Frog Alley filled with scarecrows, children
Festival draws crowd to Uptown ruins
KINGSTON, N.Y. >> The LouwBogardus House property was filled scarecrows, skeletons and the sounds of shrieking children Saturday during the 7th annual Scarecrows at Frog Alley family fun day.
Izzy Finno, 9, of Kingston, went to the event with her mother, Christine, to show off the picture she had made as part of her fourth-grade art class at Edison Elementary School.
She visited with Jumpstart, a goat that had been brought to the event from the Forsyth Zoo, laughed at the hay bail minions (the one-eyed minion, she said, was her favorite), and was admittedly a little “freaked out” by the nature explorer scarecrow and the large, albeit fake, owl that sat on its shoulder.
“I was going to take a picture of it,” she said, but the large, round eyes of the owl staring down at her from the scarecrow’s shoulder gave her second thoughts.
“It was scary,” she laughed.
Nearby, 2-year-olds Tilio Dallvechia and Luca Sakhnovskiy jumped in leaves, tossing them in the air and laughing as they came down around them.
Luca’s mother, Laurie
Sergei, said she was out running errands in Uptown Kingston when she saw the festival and went home to get her son.
“I just saw it,” she said as she watched her son run around the park. “He loves it.”

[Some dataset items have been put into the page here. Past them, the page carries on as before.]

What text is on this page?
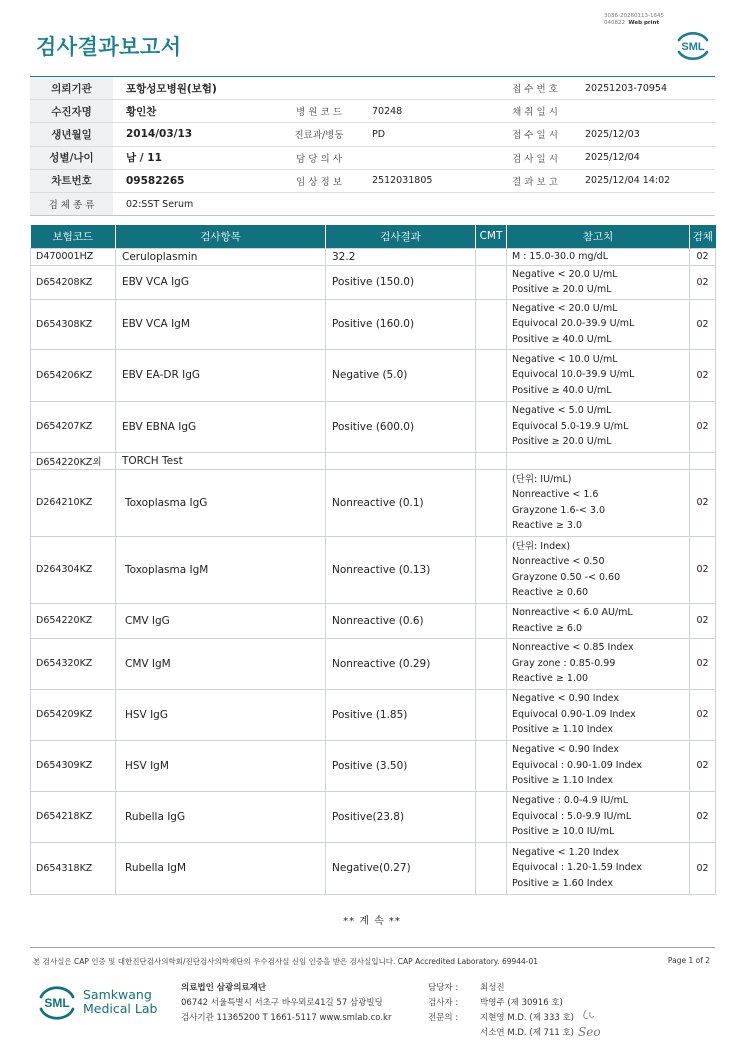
검사결과보고서
3036-20260113-1645
040822 Web print
SML
의뢰기관	포항성모병원(보험)	접 수 번 호	20251203-70954
수진자명	황인찬	병 원 코 드	70248	채 취 일 시
생년월일	2014/03/13	진료과/병동	PD	접 수 일 시	2025/12/03
성별/나이	남 / 11	담 당 의 사	검 사 일 시	2025/12/04
차트번호	09582265	임 상 정 보	2512031805	결 과 보 고	2025/12/04 14:02
검 체 종 류	02:SST Serum
보험코드	검사항목	검사결과	CMT	참고치	검체
D470001HZ	Ceruloplasmin	32.2		M : 15.0-30.0 mg/dL	02
D654208KZ	EBV VCA IgG	Positive (150.0)		Negative < 20.0 U/mL
Positive ≥ 20.0 U/mL	02
D654308KZ	EBV VCA IgM	Positive (160.0)		Negative < 20.0 U/mL
Equivocal 20.0-39.9 U/mL
Positive ≥ 40.0 U/mL	02
D654206KZ	EBV EA-DR IgG	Negative (5.0)		Negative < 10.0 U/mL
Equivocal 10.0-39.9 U/mL
Positive ≥ 40.0 U/mL	02
D654207KZ	EBV EBNA IgG	Positive (600.0)		Negative < 5.0 U/mL
Equivocal 5.0-19.9 U/mL
Positive ≥ 20.0 U/mL	02
D654220KZ외	TORCH Test				
D264210KZ	Toxoplasma IgG	Nonreactive (0.1)		(단위: IU/mL)
Nonreactive < 1.6
Grayzone 1.6-< 3.0
Reactive ≥ 3.0	02
D264304KZ	Toxoplasma IgM	Nonreactive (0.13)		(단위: Index)
Nonreactive < 0.50
Grayzone 0.50 -< 0.60
Reactive ≥ 0.60	02
D654220KZ	CMV IgG	Nonreactive (0.6)		Nonreactive < 6.0 AU/mL
Reactive ≥ 6.0	02
D654320KZ	CMV IgM	Nonreactive (0.29)		Nonreactive < 0.85 Index
Gray zone : 0.85-0.99
Reactive ≥ 1.00	02
D654209KZ	HSV IgG	Positive (1.85)		Negative < 0.90 Index
Equivocal 0.90-1.09 Index
Positive ≥ 1.10 Index	02
D654309KZ	HSV IgM	Positive (3.50)		Negative < 0.90 Index
Equivocal : 0.90-1.09 Index
Positive ≥ 1.10 Index	02
D654218KZ	Rubella IgG	Positive(23.8)		Negative : 0.0-4.9 IU/mL
Equivocal : 5.0-9.9 IU/mL
Positive ≥ 10.0 IU/mL	02
D654318KZ	Rubella IgM	Negative(0.27)		Negative < 1.20 Index
Equivocal : 1.20-1.59 Index
Positive ≥ 1.60 Index	02
** 계 속 **
본 검사실은 CAP 인증 및 대한진단검사의학회/진단검사의학재단의 우수검사실 신임 인증을 받은 검사실입니다. CAP Accredited Laboratory. 69944-01	Page 1 of 2
SML
Samkwang
Medical Lab
의료법인 삼광의료재단
06742 서울특별시 서초구 바우뫼로41길 57 삼광빌딩
검사기관 11365200 T 1661-5117 www.smlab.co.kr
담당자 :	최성진
검사자 :	박영주 (제 30916 호)
전문의 :	지현영 M.D. (제 333 호)
서소연 M.D. (제 711 호) Seo
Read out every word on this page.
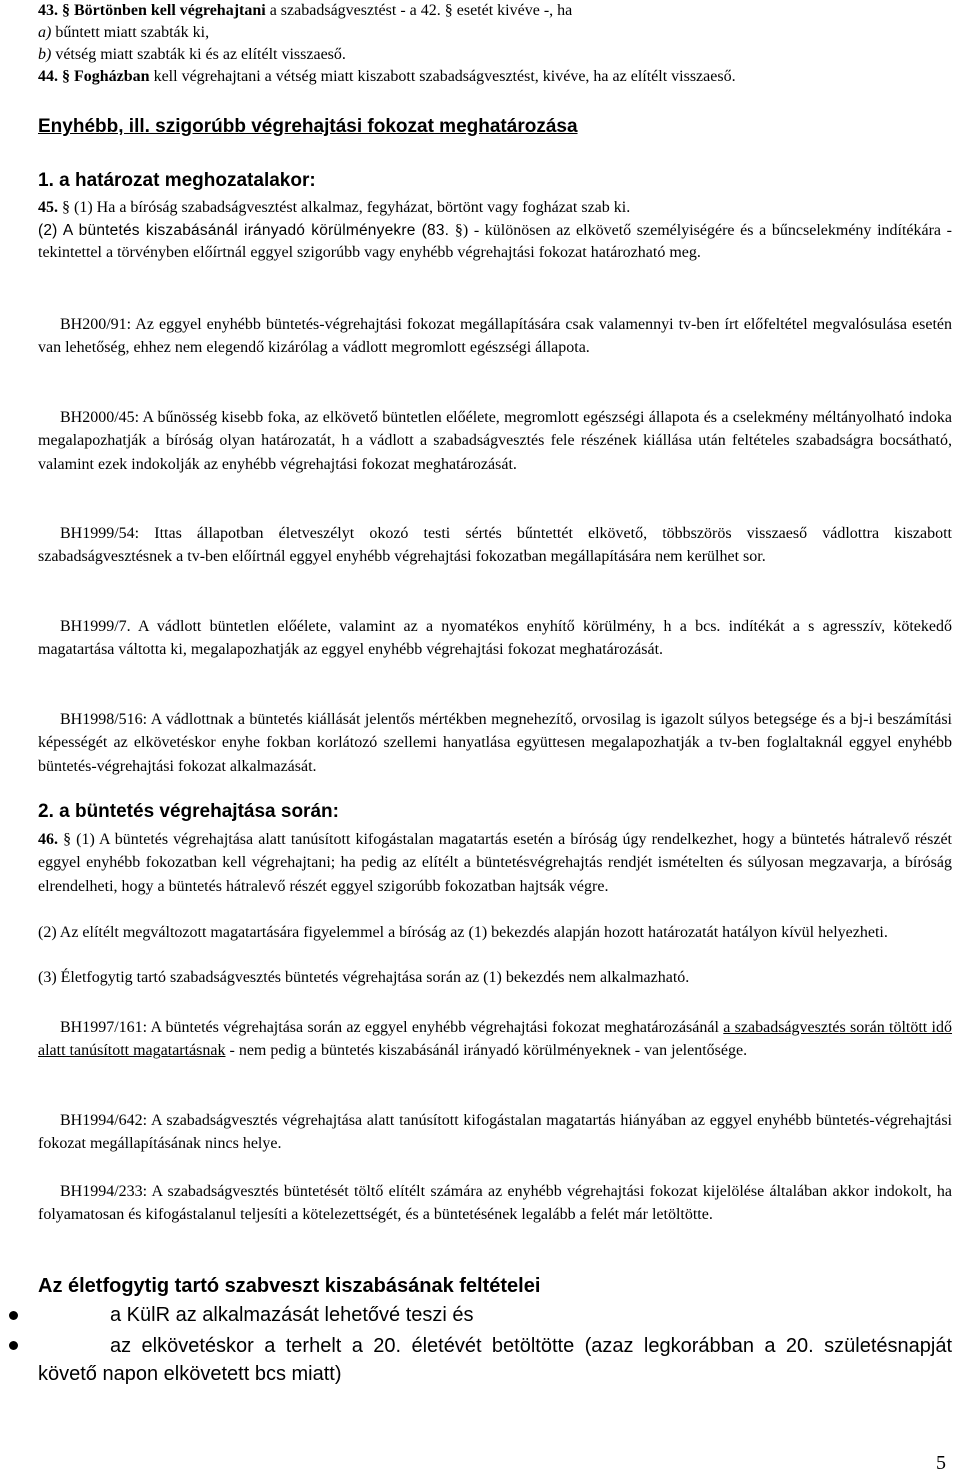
43. § Börtönben kell végrehajtani a szabadságvesztést - a 42. § esetét kivéve -, ha
a) bűntett miatt szabták ki,
b) vétség miatt szabták ki és az elítélt visszaeső.
44. § Fogházban kell végrehajtani a vétség miatt kiszabott szabadságvesztést, kivéve, ha az elítélt visszaeső.
Enyhébb, ill. szigorúbb végrehajtási fokozat meghatározása
1. a határozat meghozatalakor:
45. § (1) Ha a bíróság szabadságvesztést alkalmaz, fegyházat, börtönt vagy fogházat szab ki.
(2) A büntetés kiszabásánál irányadó körülményekre (83. §) - különösen az elkövető személyiségére és a bűncselekmény indítékára - tekintettel a törvényben előírtnál eggyel szigorúbb vagy enyhébb végrehajtási fokozat határozható meg.
BH200/91: Az eggyel enyhébb büntetés-végrehajtási fokozat megállapítására csak valamennyi tv-ben írt előfeltétel megvalósulása esetén van lehetőség, ehhez nem elegendő kizárólag a vádlott megromlott egészségi állapota.
BH2000/45: A bűnösség kisebb foka, az elkövető büntetlen előélete, megromlott egészségi állapota és a cselekmény méltányolható indoka megalapozhatják a bíróság olyan határozatát, h a vádlott a szabadságvesztés fele részének kiállása után feltételes szabadságra bocsátható, valamint ezek indokolják az enyhébb végrehajtási fokozat meghatározását.
BH1999/54: Ittas állapotban életveszélyt okozó testi sértés bűntettét elkövető, többszörös visszaeső vádlottra kiszabott szabadságvesztésnek a tv-ben előírtnál eggyel enyhébb végrehajtási fokozatban megállapítására nem kerülhet sor.
BH1999/7. A vádlott büntetlen előélete, valamint az a nyomatékos enyhítő körülmény, h a bcs. indítékát a s agresszív, kötekedő magatartása váltotta ki, megalapozhatják az eggyel enyhébb végrehajtási fokozat meghatározását.
BH1998/516: A vádlottnak a büntetés kiállását jelentős mértékben megnehezítő, orvosilag is igazolt súlyos betegsége és a bj-i beszámítási képességét az elkövetéskor enyhe fokban korlátozó szellemi hanyatlása együttesen megalapozhatják a tv-ben foglaltaknál eggyel enyhébb büntetés-végrehajtási fokozat alkalmazását.
2. a büntetés végrehajtása során:
46. § (1) A büntetés végrehajtása alatt tanúsított kifogástalan magatartás esetén a bíróság úgy rendelkezhet, hogy a büntetés hátralevő részét eggyel enyhébb fokozatban kell végrehajtani; ha pedig az elítélt a büntetésvégrehajtás rendjét ismételten és súlyosan megzavarja, a bíróság elrendelheti, hogy a büntetés hátralevő részét eggyel szigorúbb fokozatban hajtsák végre.
(2) Az elítélt megváltozott magatartására figyelemmel a bíróság az (1) bekezdés alapján hozott határozatát hatályon kívül helyezheti.
(3) Életfogytig tartó szabadságvesztés büntetés végrehajtása során az (1) bekezdés nem alkalmazható.
BH1997/161: A büntetés végrehajtása során az eggyel enyhébb végrehajtási fokozat meghatározásánál a szabadságvesztés során töltött idő alatt tanúsított magatartásnak - nem pedig a büntetés kiszabásánál irányadó körülményeknek - van jelentősége.
BH1994/642: A szabadságvesztés végrehajtása alatt tanúsított kifogástalan magatartás hiányában az eggyel enyhébb büntetés-végrehajtási fokozat megállapításának nincs helye.
BH1994/233: A szabadságvesztés büntetését töltő elítélt számára az enyhébb végrehajtási fokozat kijelölése általában akkor indokolt, ha folyamatosan és kifogástalanul teljesíti a kötelezettségét, és a büntetésének legalább a felét már letöltötte.
Az életfogytig tartó szabveszt kiszabásának feltételei
a KülR az alkalmazását lehetővé teszi és
az elkövetéskor a terhelt a 20. életévét betöltötte (azaz legkorábban a 20. születésnapját követő napon elkövetett bcs miatt)
5
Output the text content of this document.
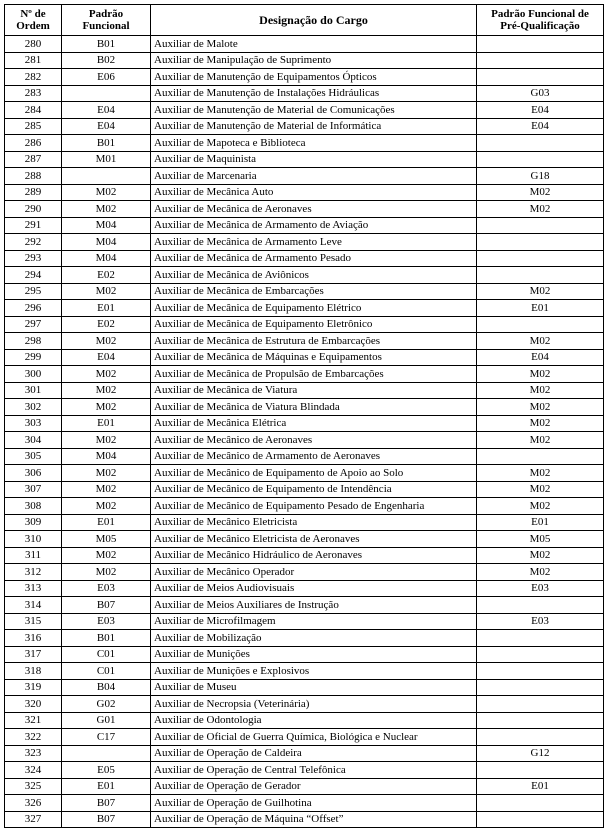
Nº de
Ordem	Padrão
Funcional	Designação do Cargo	Padrão Funcional de
Pré-Qualificação
280	B01	Auxiliar de Malote	
281	B02	Auxiliar de Manipulação de Suprimento	
282	E06	Auxiliar de Manutenção de Equipamentos Ópticos	
283		Auxiliar de Manutenção de Instalações Hidráulicas	G03
284	E04	Auxiliar de Manutenção de Material de Comunicações	E04
285	E04	Auxiliar de Manutenção de Material de Informática	E04
286	B01	Auxiliar de Mapoteca e Biblioteca	
287	M01	Auxiliar de Maquinista	
288		Auxiliar de Marcenaria	G18
289	M02	Auxiliar de Mecânica Auto	M02
290	M02	Auxiliar de Mecânica de Aeronaves	M02
291	M04	Auxiliar de Mecânica de Armamento de Aviação	
292	M04	Auxiliar de Mecânica de Armamento Leve	
293	M04	Auxiliar de Mecânica de Armamento Pesado	
294	E02	Auxiliar de Mecânica de Aviônicos	
295	M02	Auxiliar de Mecânica de Embarcações	M02
296	E01	Auxiliar de Mecânica de Equipamento Elétrico	E01
297	E02	Auxiliar de Mecânica de Equipamento Eletrônico	
298	M02	Auxiliar de Mecânica de Estrutura de Embarcações	M02
299	E04	Auxiliar de Mecânica de Máquinas e Equipamentos	E04
300	M02	Auxiliar de Mecânica de Propulsão de Embarcações	M02
301	M02	Auxiliar de Mecânica de Viatura	M02
302	M02	Auxiliar de Mecânica de Viatura Blindada	M02
303	E01	Auxiliar de Mecânica Elétrica	M02
304	M02	Auxiliar de Mecânico de Aeronaves	M02
305	M04	Auxiliar de Mecânico de Armamento de Aeronaves	
306	M02	Auxiliar de Mecânico de Equipamento de Apoio ao Solo	M02
307	M02	Auxiliar de Mecânico de Equipamento de Intendência	M02
308	M02	Auxiliar de Mecânico de Equipamento Pesado de Engenharia	M02
309	E01	Auxiliar de Mecânico Eletricista	E01
310	M05	Auxiliar de Mecânico Eletricista de Aeronaves	M05
311	M02	Auxiliar de Mecânico Hidráulico de Aeronaves	M02
312	M02	Auxiliar de Mecânico Operador	M02
313	E03	Auxiliar de Meios Audiovisuais	E03
314	B07	Auxiliar de Meios Auxiliares de Instrução	
315	E03	Auxiliar de Microfilmagem	E03
316	B01	Auxiliar de Mobilização	
317	C01	Auxiliar de Munições	
318	C01	Auxiliar de Munições e Explosivos	
319	B04	Auxiliar de Museu	
320	G02	Auxiliar de Necropsia (Veterinária)	
321	G01	Auxiliar de Odontologia	
322	C17	Auxiliar de Oficial de Guerra Química, Biológica e Nuclear	
323		Auxiliar de Operação de Caldeira	G12
324	E05	Auxiliar de Operação de Central Telefônica	
325	E01	Auxiliar de Operação de Gerador	E01
326	B07	Auxiliar de Operação de Guilhotina	
327	B07	Auxiliar de Operação de Máquina “Offset”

The event, co-sponsored by the Friends of Historic Kingston and the Junior League of Kingston, is a family-oriented fall festival of sorts and intended to help draw attention to the 17th-century ruins of a house that sits on the site.
“We really want people to know it exists,” said Anna Brett, a volunteer working at the festival.
“There’s a lot of people
here who have said ‘I’ve never even seen it before,’ so that’s exciting,” added Elenie Loizou, president of the Junior League of Kingston.
The house was built in the 1660s and remained in private ownership until 1962 when it was destroyed by a fire.
A stabilization project for the ruins has been included in the city’s Downtown Revitalization plan.